Pays arabes dans l'embarras
Au Proche-Orient, un haut responsable israélien estime qu'Israël "s'en tire à très bon compte", les fuites confirmant la position officielle d'Israël en faveur d'une grande fermeté à l'égard de Téhéran. Plus gênant, les documents révèlent la très grande inquiétude des pays arabes, Arabie saoudite en tête, face au programme nucléaire iranien. Et de multiples demandes du roi Abdallah pour que les Américains engagent une action militaire contre Téhéran, afin de "couper la tête du serpent" auquel il compare l'Iran.
Ces informations sont susceptibles de créer de nouvelles tensions dans la région. Et les alliés arabes des Etats-Unis dans le Golfe gardaient lundi un silence embarrassé face à des révélations dévoilant leur double langage: d'une part, des appels publics à un règlement politique avec l'Iran et d'autre part, des entretiens privés poussant les responsables américains à l'option militaire. "Tout cela est très négatif.

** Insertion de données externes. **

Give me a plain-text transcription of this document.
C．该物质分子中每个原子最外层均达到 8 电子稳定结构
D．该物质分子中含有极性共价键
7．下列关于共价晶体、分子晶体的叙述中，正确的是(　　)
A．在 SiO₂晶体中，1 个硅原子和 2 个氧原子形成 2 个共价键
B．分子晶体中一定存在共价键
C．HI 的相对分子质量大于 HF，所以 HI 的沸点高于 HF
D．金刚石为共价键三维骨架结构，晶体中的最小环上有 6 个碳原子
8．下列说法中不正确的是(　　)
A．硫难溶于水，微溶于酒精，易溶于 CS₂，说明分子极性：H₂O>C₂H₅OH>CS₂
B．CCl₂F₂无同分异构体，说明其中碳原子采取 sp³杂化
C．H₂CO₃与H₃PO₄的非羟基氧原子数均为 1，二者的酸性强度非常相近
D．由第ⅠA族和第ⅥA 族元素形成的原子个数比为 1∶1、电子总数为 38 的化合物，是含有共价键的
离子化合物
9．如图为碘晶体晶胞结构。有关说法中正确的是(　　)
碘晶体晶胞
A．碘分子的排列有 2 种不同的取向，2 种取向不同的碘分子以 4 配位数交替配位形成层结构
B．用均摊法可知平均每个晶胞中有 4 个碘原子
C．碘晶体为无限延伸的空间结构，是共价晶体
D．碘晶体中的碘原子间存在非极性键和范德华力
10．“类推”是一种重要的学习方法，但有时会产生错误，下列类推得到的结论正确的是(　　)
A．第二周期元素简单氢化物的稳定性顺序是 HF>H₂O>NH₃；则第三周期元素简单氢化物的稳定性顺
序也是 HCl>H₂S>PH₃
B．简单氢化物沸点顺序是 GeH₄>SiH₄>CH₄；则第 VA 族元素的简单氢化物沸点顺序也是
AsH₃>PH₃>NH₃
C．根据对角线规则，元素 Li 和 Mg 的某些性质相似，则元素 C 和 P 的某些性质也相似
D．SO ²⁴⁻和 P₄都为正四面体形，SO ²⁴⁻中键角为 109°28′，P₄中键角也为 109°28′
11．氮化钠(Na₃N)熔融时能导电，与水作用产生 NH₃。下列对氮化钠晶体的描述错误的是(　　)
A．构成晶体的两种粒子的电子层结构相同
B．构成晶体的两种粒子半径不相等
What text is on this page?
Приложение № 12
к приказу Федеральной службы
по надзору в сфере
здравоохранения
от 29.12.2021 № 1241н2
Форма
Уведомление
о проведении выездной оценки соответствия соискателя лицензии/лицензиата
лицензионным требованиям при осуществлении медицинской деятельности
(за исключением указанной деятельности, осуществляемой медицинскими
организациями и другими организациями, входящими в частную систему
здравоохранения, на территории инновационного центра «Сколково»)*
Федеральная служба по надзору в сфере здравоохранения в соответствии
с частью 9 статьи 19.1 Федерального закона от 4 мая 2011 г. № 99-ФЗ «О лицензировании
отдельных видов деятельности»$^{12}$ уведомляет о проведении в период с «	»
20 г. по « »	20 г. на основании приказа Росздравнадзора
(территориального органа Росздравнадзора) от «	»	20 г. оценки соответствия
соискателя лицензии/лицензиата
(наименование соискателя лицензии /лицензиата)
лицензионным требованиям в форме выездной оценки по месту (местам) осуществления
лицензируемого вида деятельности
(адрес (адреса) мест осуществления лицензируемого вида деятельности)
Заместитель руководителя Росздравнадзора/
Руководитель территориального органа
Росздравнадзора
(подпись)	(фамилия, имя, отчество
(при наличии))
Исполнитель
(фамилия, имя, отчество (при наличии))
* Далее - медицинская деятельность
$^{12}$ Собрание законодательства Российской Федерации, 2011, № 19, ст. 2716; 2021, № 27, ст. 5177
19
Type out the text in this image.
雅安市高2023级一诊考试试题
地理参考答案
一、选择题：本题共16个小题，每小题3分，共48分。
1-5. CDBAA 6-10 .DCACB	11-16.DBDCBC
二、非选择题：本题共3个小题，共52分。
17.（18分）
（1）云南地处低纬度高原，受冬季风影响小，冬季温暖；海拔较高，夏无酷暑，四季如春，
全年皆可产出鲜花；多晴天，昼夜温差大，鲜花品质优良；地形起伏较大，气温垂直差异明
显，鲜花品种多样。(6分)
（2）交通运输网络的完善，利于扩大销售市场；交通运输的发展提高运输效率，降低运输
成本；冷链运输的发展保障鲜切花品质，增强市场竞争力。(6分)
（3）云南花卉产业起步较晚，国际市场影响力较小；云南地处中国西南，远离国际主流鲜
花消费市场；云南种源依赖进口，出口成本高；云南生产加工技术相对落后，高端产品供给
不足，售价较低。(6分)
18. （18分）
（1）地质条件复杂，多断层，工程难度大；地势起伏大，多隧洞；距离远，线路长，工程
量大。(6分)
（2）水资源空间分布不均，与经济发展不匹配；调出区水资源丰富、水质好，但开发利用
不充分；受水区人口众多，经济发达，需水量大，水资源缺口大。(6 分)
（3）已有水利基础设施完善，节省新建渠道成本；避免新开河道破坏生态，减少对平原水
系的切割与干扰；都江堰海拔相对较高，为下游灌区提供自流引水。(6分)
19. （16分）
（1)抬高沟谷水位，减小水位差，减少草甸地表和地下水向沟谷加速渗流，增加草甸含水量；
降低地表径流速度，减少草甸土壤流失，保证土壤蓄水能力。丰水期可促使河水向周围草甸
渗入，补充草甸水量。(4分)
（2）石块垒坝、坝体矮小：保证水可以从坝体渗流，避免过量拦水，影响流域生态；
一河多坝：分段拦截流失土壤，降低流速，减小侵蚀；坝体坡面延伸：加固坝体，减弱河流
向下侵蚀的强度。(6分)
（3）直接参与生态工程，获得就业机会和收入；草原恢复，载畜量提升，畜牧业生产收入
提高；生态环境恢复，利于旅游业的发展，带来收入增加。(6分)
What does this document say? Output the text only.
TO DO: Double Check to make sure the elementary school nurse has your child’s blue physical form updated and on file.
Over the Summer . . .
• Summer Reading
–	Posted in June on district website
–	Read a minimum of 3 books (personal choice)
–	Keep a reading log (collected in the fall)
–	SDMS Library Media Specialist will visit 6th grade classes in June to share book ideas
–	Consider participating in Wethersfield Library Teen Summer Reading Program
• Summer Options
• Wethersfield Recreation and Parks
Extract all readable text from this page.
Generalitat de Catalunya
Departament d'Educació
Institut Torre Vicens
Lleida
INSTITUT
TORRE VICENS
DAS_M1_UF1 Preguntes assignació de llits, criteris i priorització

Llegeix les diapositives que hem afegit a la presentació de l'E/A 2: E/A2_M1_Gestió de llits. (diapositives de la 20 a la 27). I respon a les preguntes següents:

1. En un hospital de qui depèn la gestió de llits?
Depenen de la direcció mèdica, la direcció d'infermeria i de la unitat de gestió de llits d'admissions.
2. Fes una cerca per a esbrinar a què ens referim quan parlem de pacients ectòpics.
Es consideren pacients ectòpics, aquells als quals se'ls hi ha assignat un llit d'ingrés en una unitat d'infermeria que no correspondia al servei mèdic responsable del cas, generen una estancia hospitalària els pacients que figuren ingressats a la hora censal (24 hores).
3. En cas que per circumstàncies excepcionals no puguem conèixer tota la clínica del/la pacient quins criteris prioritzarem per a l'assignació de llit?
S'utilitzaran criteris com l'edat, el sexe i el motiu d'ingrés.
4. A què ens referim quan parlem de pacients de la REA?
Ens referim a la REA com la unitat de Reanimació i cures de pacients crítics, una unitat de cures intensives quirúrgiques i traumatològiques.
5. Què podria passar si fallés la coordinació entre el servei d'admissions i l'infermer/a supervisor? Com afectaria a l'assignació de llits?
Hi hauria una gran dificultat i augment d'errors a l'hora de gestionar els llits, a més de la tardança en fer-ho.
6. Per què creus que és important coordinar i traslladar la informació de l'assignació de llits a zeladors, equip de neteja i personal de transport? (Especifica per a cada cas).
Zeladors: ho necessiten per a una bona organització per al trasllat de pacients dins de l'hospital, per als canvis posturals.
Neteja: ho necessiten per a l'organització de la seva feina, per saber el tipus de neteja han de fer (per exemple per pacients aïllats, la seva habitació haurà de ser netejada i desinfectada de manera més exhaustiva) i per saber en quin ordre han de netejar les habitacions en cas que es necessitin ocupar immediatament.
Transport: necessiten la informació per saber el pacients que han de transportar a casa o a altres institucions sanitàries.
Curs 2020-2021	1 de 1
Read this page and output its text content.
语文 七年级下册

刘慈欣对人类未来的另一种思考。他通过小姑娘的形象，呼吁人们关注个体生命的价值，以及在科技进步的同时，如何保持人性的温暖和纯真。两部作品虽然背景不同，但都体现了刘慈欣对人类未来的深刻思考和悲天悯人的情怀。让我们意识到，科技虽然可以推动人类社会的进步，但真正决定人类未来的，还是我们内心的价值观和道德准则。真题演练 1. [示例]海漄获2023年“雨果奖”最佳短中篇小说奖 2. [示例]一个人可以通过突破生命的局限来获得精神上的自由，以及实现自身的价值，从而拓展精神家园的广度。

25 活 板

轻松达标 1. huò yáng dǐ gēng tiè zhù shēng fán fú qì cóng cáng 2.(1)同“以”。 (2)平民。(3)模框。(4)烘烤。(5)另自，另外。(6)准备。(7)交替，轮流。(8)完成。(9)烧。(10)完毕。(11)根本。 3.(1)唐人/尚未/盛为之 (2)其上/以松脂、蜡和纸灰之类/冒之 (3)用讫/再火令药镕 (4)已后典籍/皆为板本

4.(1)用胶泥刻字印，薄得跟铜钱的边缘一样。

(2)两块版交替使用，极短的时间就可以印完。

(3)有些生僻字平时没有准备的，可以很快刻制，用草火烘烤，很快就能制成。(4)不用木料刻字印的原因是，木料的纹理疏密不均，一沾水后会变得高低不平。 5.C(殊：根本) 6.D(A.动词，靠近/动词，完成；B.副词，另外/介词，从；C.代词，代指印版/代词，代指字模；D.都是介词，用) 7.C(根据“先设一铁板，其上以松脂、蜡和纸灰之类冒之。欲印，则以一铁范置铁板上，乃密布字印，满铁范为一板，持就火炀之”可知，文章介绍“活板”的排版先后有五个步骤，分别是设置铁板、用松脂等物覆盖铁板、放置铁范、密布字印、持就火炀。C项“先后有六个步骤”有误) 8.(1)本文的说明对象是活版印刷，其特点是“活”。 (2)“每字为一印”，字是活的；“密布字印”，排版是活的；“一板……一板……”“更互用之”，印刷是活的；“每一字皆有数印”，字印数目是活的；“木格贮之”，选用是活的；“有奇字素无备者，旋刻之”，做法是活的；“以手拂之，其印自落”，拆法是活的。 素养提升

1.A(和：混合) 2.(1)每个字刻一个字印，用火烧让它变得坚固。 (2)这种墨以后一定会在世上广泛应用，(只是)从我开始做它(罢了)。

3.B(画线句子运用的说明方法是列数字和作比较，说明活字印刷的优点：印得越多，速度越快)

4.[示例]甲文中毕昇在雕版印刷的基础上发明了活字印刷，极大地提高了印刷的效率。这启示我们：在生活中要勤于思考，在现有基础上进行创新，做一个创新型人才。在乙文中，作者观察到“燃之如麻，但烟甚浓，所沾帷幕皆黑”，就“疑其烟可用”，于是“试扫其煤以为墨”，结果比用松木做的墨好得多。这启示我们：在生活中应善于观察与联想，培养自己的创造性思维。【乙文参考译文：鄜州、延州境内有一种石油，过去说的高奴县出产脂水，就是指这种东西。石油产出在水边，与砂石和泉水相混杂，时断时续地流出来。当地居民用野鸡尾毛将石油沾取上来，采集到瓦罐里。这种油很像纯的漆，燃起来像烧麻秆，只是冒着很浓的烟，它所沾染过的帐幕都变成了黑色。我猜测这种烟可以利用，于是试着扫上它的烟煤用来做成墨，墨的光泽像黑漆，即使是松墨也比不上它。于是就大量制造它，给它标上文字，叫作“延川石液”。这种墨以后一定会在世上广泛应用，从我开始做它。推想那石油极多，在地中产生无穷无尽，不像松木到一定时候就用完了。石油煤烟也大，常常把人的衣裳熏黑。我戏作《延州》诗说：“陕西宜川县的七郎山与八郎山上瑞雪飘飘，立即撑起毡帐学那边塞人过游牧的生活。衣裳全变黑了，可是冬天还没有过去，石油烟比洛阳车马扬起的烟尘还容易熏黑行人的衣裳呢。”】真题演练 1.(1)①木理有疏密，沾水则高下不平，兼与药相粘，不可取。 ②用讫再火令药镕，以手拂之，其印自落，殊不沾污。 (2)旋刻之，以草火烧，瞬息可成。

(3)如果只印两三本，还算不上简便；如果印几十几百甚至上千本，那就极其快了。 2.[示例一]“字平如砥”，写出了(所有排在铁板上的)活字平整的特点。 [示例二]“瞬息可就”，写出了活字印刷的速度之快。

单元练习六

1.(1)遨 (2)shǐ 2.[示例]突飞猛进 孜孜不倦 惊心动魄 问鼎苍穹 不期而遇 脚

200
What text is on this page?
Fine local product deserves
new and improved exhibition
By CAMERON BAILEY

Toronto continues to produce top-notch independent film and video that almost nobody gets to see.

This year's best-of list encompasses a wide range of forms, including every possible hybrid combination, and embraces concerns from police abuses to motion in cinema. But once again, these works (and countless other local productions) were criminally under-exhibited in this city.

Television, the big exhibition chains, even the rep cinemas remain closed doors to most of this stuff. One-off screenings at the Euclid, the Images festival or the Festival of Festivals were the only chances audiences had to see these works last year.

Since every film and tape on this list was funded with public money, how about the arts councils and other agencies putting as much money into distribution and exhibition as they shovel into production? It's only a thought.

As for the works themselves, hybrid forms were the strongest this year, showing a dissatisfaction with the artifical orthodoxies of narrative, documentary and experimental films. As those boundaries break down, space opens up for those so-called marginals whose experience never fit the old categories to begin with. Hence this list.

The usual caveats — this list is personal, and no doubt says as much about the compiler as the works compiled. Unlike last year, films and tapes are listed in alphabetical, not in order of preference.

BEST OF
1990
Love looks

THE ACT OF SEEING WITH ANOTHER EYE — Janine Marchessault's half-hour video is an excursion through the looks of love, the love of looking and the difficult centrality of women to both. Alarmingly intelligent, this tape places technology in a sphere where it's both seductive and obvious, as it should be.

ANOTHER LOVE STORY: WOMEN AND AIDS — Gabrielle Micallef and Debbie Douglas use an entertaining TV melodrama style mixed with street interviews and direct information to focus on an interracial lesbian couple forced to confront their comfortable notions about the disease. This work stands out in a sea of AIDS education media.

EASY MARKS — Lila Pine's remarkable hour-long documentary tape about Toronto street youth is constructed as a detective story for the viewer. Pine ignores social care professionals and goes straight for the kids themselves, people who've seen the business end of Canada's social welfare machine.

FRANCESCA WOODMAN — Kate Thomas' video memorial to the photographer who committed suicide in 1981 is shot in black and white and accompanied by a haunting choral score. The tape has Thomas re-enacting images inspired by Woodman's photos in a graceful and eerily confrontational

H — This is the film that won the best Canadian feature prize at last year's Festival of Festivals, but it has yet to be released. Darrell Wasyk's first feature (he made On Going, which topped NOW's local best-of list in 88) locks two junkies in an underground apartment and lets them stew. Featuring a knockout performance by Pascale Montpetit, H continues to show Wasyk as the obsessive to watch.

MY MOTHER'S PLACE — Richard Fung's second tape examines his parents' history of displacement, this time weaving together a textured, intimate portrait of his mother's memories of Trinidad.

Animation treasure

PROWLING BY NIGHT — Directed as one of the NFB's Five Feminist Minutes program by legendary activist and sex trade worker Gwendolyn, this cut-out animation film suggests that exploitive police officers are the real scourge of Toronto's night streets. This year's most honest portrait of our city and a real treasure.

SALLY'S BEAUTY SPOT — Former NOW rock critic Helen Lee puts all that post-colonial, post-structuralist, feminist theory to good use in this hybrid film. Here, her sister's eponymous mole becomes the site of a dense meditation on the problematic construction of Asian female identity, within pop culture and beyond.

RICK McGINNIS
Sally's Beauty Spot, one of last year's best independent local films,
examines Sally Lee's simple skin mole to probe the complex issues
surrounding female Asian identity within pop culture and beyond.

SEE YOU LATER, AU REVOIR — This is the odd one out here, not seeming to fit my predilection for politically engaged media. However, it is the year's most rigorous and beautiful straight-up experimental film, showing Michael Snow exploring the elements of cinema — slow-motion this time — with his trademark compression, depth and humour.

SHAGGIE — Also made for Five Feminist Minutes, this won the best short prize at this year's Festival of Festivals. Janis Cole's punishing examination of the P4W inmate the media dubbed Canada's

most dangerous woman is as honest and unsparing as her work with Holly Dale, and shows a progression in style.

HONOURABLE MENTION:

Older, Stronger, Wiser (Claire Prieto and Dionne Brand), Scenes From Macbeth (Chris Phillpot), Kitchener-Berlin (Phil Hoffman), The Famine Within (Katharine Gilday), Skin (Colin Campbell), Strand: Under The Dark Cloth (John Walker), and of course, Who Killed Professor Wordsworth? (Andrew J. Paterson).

Ce n'est pas bon pour bâtir la confiance", a réagi un conseiller gouvernemental saoudien sous couvert de l'anonymat.
L'envers du décor
Ces derniers jours, la diplomatie américaine avait tenté de limiter les dégâts en alertant plus d'une dizaine de pays, afin de préparer leurs gouvernements. "La fuite des câbles américains déclenche une crise diplomatique mondiale", affirmait même lundi The Guardian (Grande-Bretagne), qui a eu accès aux documents de WikiLeaks, comme quatre titres de référence de la presse mondiale.
WikiLeaks affirme avoir voulu souligner la "contradiction" entre la position officielle américaine et "ce qui se dit derrière les portes closes". Ainsi, Nicolas Sarkozy est décrit comme "susceptible et autoritaire", Silvio Berlusconi comme "irresponsable", Angela Merkel comme faisant "rarement preuve d'imagination" et Vladimir Poutine est qualifié de "mâle dominant".
afp/ps
Des comptes du premier ministre turc Erdogan en Suisse?
Selon le site, 519 des communications diplomatiques que Wikileaks s'est procurées mentionnent la Suisse. Et pourtant, à ce stade, seule une trentaine de pages citent explicitement le pays.
On apprend notamment dans un document que l'ambassade américaine à Ankara suspectait fin 2004 le premier ministre turc Recep Tayyip Erdogan de posséder 8 comptes en banque en Suisse et de les alimenter par de l'argent aux origines douteuses. "Ses explications selon lesquelles cet argent provient en partie de cadeaux faits par les invités au mariage de son fils et en partie d'un homme d'affaires turc qui paie les frais d'écolage des quatre enfants Erdogan aux États-Unis sont boiteuses".
Wikileaks publie au compte-goutte les documents en sa possession. Pour le moment, aucun des câbles issus de l'ambassade des Etats-Unis à Berne (255 au total, selon le quotidien "The Guardian") ou de la mission auprès des Nations unies (432 pages) n'ont été rendus publics. Il y a fort à parier que certains seront mis en ligne prochainement. A moins que, pour raisons de sécurité, le site y renonce. Pour l'instant, le Conseil fédéral n'a pas réagi officiellement et attend de connaître l'exact contenu des dossiers diplomatiques avant de s'exprimer.